Avant la grossesse, les recommandations françaises demandent de maintenir ou d’atteindre une charge virale <50 copies/mL, de choisir un traitement antirétroviral approprié, de vérifier les vaccinations utiles, d’encourager l’absence d’exposition aux toxiques, de prescrire de l’acide folique 0,4 mg/j jusqu’à deux mois de grossesse, et d’orienter vers une consultation spécialisée en cas de suspicion d’infertilité. Ce sont des informations de sexologie pratique : elles permettent de répondre autrement que par « voyez avec votre infectiologue ».11
Pendant la grossesse et l’accouchement, le niveau de charge virale guide une partie des décisions. Lorsque la charge virale est <50 copies/mL, l’accouchement par voie basse suit les indications obstétricales habituelles. Lorsque la charge virale est >400 copies/mL, une césarienne programmée à 38 SA est recommandée. Entre 50 et 400 copies/mL, la décision est individualisée avec optimisation du traitement et contrôle rapproché. Une perfusion de zidovudine pendant le travail est indiquée si la charge virale est >50 copies/mL. Chez le nouveau-né, une prophylaxie postnatale doit être débutée le plus tôt possible, avec un schéma adapté au risque évalué selon le contrôle virologique maternel.

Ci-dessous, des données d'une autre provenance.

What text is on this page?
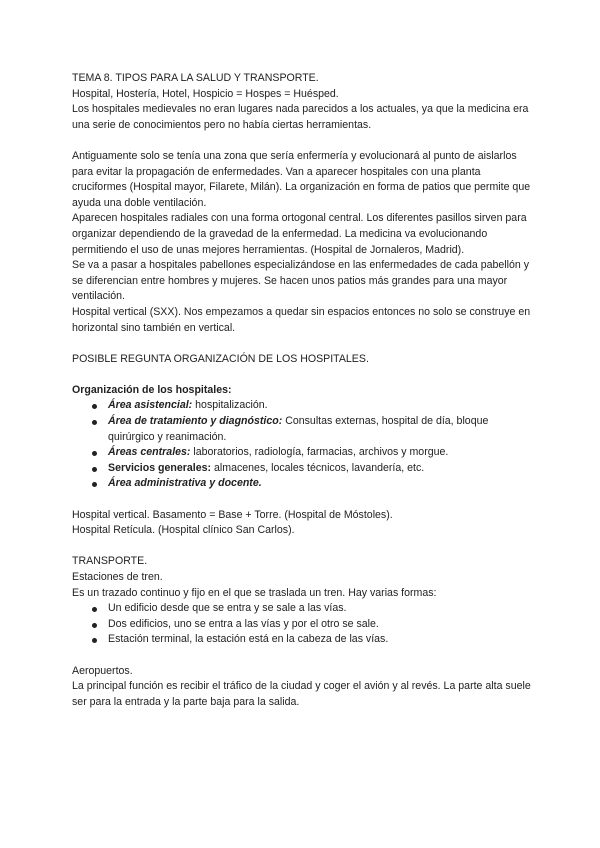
TEMA 8. TIPOS PARA LA SALUD Y TRANSPORTE.

Hospital, Hostería, Hotel, Hospicio = Hospes = Huésped.

Los hospitales medievales no eran lugares nada parecidos a los actuales, ya que la medicina era una serie de conocimientos pero no había ciertas herramientas.

Antiguamente solo se tenía una zona que sería enfermería y evolucionará al punto de aislarlos para evitar la propagación de enfermedades. Van a aparecer hospitales con una planta cruciformes (Hospital mayor, Filarete, Milán). La organización en forma de patios que permite que ayuda una doble ventilación.

Aparecen hospitales radiales con una forma ortogonal central. Los diferentes pasillos sirven para organizar dependiendo de la gravedad de la enfermedad. La medicina va evolucionando permitiendo el uso de unas mejores herramientas. (Hospital de Jornaleros, Madrid).

Se va a pasar a hospitales pabellones especializándose en las enfermedades de cada pabellón y se diferencian entre hombres y mujeres. Se hacen unos patios más grandes para una mayor ventilación.

Hospital vertical (SXX). Nos empezamos a quedar sin espacios entonces no solo se construye en horizontal sino también en vertical.

POSIBLE REGUNTA ORGANIZACIÓN DE LOS HOSPITALES.

Organización de los hospitales:

Área asistencial: hospitalización.
Área de tratamiento y diagnóstico: Consultas externas, hospital de día, bloque quirúrgico y reanimación.
Áreas centrales: laboratorios, radiología, farmacias, archivos y morgue.
Servicios generales: almacenes, locales técnicos, lavandería, etc.
Área administrativa y docente.

Hospital vertical. Basamento = Base + Torre. (Hospital de Móstoles).

Hospital Retícula. (Hospital clínico San Carlos).

TRANSPORTE.

Estaciones de tren.

Es un trazado continuo y fijo en el que se traslada un tren. Hay varias formas:

Un edificio desde que se entra y se sale a las vías.
Dos edificios, uno se entra a las vías y por el otro se sale.
Estación terminal, la estación está en la cabeza de las vías.

Aeropuertos.

La principal función es recibir el tráfico de la ciudad y coger el avión y al revés. La parte alta suele ser para la entrada y la parte baja para la salida.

L’allaitement est le point qui ne peut pas rester vague. Il ne faut pas dire simplement « c’est possible » ou « c’est interdit ». En France, l’allaitement au sein peut être envisagé comme décision partagée seulement si les conditions suivantes sont réunies : traitement antirétroviral débuté avant la conception ou au premier trimestre, suivi régulier, observance optimale, charge virale maternelle <50 copies/mL avec au moins six mois de contrôle virologique, engagement dans un suivi renforcé pendant tout l’allaitement, et capacité de l’équipe à accompagner la mère et l’enfant. Si un de ces critères n’est pas rempli, l’allaitement au sein est formellement déconseillé.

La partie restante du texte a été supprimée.